Migração é pedra no caminho de uma relação entre UE e África
Cimeira na Costa do Marfim discute apoio ao desenvolvimento e políticas migratórias.
Os governantes da União Europeia estão reunidos com os da União Africana durante dois dias na Costa do Marfim numa cimeira em que a imigração, embora não seja oficialmente o tema principal, domina o debate. “Há um interesse comum em acabar com a imigração ilegal, quando há relatos de que jovens africanos estão a ser vendidos como escravos na Líbia”, afirmou esta quarta-feira a chanceler alemã Angela Merkel, à chegada à cimeira UE-África em Abidjan.
A UE quer ter um novo começo nas relações com o continente africano – o que não é uma novidade, enquanto ambição, mas tem sido um falhanço várias vezes repetido. As relações Europa-África têm sido condicionadas pelas preocupações de segurança, os riscos do terrorismo, os azedumes do passado colonial e vários outros fantasmas que assombram a relação dos europeus com África.
“Há uma década, em 2007, a cimeira UE-África em Lisboa aprovou a construção de uma nova parceria política estratégica para o futuro”, sublinhou ao Politico Geert Laporte, vice-director do Centro Europeu de Gestão de Políticas do Desenvolvimento. Mas essa parceria nunca se concretizou. “Nunca lidámos com os motivos profundos da desconfiança entre as nações africanas e europeias”, explicou Laporte, que cita como motivos a fraqueza das instituições africanas fracas, uma política de exteriores da UE incoerente e o passado colonial partilhado.

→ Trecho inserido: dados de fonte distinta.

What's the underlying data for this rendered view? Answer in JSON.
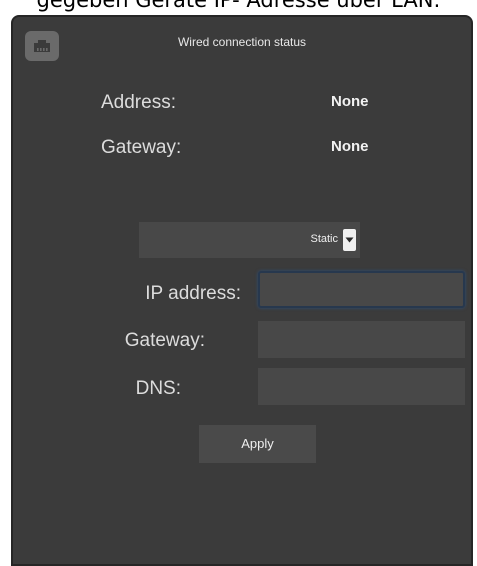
{
  "caption": "gegeben Geräte IP- Adresse über LAN:",
  "panel": {
    "title": "Wired connection status",
    "status": [
      {
        "label": "Address:",
        "value": "None"
      },
      {
        "label": "Gateway:",
        "value": "None"
      }
    ],
    "mode_select": {
      "value": "Static"
    },
    "fields": [
      {
        "label": "IP address:",
        "value": ""
      },
      {
        "label": "Gateway:",
        "value": ""
      },
      {
        "label": "DNS:",
        "value": ""
      }
    ],
    "apply_label": "Apply"
  },
  "colors": {
    "panel_bg": "#3b3b3b",
    "input_bg": "#484848",
    "focus_border": "#27384e",
    "text": "#dcdcdc"
  }
}
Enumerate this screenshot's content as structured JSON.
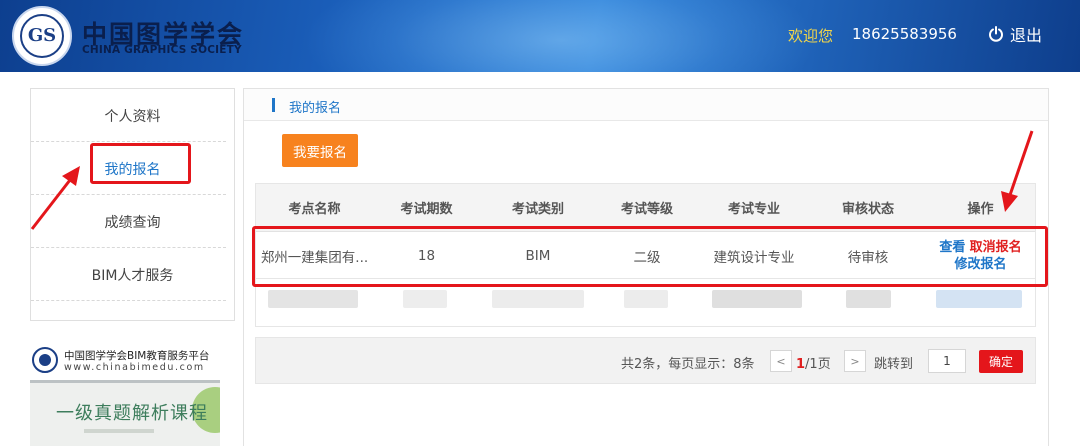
{
  "header": {
    "logo_cn": "中国图学学会",
    "logo_en": "CHINA GRAPHICS SOCIETY",
    "logo_mark": "GS",
    "welcome": "欢迎您",
    "phone": "18625583956",
    "logout_label": "退出"
  },
  "sidebar": {
    "items": [
      {
        "label": "个人资料"
      },
      {
        "label": "我的报名"
      },
      {
        "label": "成绩查询"
      },
      {
        "label": "BIM人才服务"
      }
    ],
    "active_index": 1
  },
  "promo": {
    "platform_name": "中国图学学会BIM教育服务平台",
    "url": "www.chinabimedu.com",
    "course_title": "一级真题解析课程"
  },
  "main": {
    "breadcrumb": "我的报名",
    "signup_button": "我要报名",
    "table": {
      "headers": [
        "考点名称",
        "考试期数",
        "考试类别",
        "考试等级",
        "考试专业",
        "审核状态",
        "操作"
      ],
      "rows": [
        {
          "site": "郑州一建集团有...",
          "period": "18",
          "category": "BIM",
          "level": "二级",
          "major": "建筑设计专业",
          "status": "待审核",
          "actions": {
            "view": "查看",
            "cancel": "取消报名",
            "edit": "修改报名"
          }
        }
      ]
    },
    "pagination": {
      "summary": "共2条，每页显示：8条",
      "prev": "<",
      "current": "1",
      "total_text": "/1页",
      "next": ">",
      "jump_label": "跳转到",
      "jump_value": "1",
      "confirm": "确定"
    }
  },
  "colors": {
    "accent_blue": "#1f76c8",
    "orange": "#f7821e",
    "red": "#e4161b",
    "welcome_yellow": "#f3d64a"
  }
}
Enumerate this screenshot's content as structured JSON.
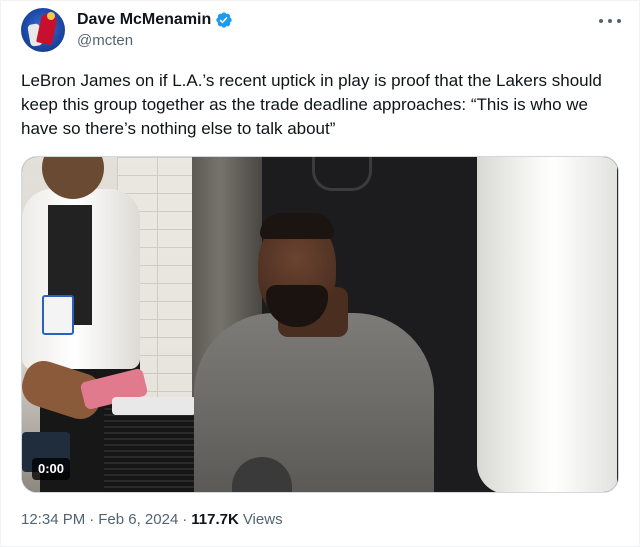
{
  "author": {
    "display_name": "Dave McMenamin",
    "handle": "@mcten",
    "verified": true,
    "avatar_icon": "nba-logo-avatar"
  },
  "tweet": {
    "text": "LeBron James on if L.A.’s recent uptick in play is proof that the Lakers should keep this group together as the trade deadline approaches: “This is who we have so there’s nothing else to talk about”"
  },
  "media": {
    "type": "video",
    "duration": "0:00"
  },
  "meta": {
    "time": "12:34 PM",
    "separator1": "·",
    "date": "Feb 6, 2024",
    "separator2": "·",
    "views_count": "117.7K",
    "views_label": "Views"
  },
  "colors": {
    "text_primary": "#0f1419",
    "text_secondary": "#536471",
    "verified_blue": "#1d9bf0",
    "border": "#cfd9de"
  },
  "icons": {
    "verified": "verified-badge-icon",
    "more": "more-options-icon"
  }
}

O produto de todos estes anos de África e Europa de costas voltadas são as correntezas de populações em movimento que tentam chegar aos países europeus, em busca de trabalho, uma vida digna, correndo riscos inimagináveis. Afogam-se no Mediterrâneo, ao serem amontoados por traficantes de pessoas em embarcações lançadas a partir da costa líbia sem condições para navegar, na expectativa de serem salvos pela Marinha ou organizações humanitárias antes de se afundarem ou chegarem à costa.
Mas essa é apenas a última fase do seu martírio: estes imigrantes tornaram-se presas de traficantes que chegam a vendê-los em mercados, como escravos, na Líbia, como foi possível ver numa reportagem da CNN, divulgada em meados deste mês – já antes existissem relatos desta situação, alguns até com a chancela de fontes oficiais alemãs.
A Comissão Europeia, e países como a França, a Itália, e a Alemanha, têm promovido activamente um esquema para criar campos de detenção neste país para migrantes sem documentos, para evitar que cruzem o Mediterrâneo e cheguem à Europa – muito criticado pelas organizações de defesa dos direitos humanos.
Desde 2015 que a alta representante da UE para as relações exteriores, Federica Mogherini, é acusada pelas organizações não-governamentais, como a Human Rights Watch, Amnistia Internacional e Médicos Sem Fronteiras, entre outras, de promover uma “política de externalização das fronteiras”, com países como a Líbia ou o Níger, em que delega a gestão dos fluxos migratórios através de África para estes países. O modelo é semelhante ao acordo da UE com a Turquia, para manter afastados das fronteiras europeias os refugiados do Médio Oriente.
Catherine Ray, a porta-voz de Mogherini, contesta a utilização do termo “externalização das fronteiras”, explica o Le Monde. “O objectivo essencial é lutar contra os traficantes e salvar vidas”, afirma, repetindo o mantra que a UE tem usado, considerado indefensável tanto pelas Nações Unidas como pelas organizações de defesa dos direitos humanos, que denunciam as condições de vida nos campos de detenção na Líbia.
O objectivo da cimeira em Abidjan é ser muito mais do que sobre a migração. Quer-se falar sobre apoio ao desenvolvimento, criação de emprego, criação de oportunidades nos países de origem para criar alternativas à imigração. “Investir na juventude para um futuro sustentável” é um dos motes. Mogherini, na semana passada, anunciou um plano de investimento para África que garantiu que poderia captar pelo menos 44 mil milhões de euros em fundos privados até 2020.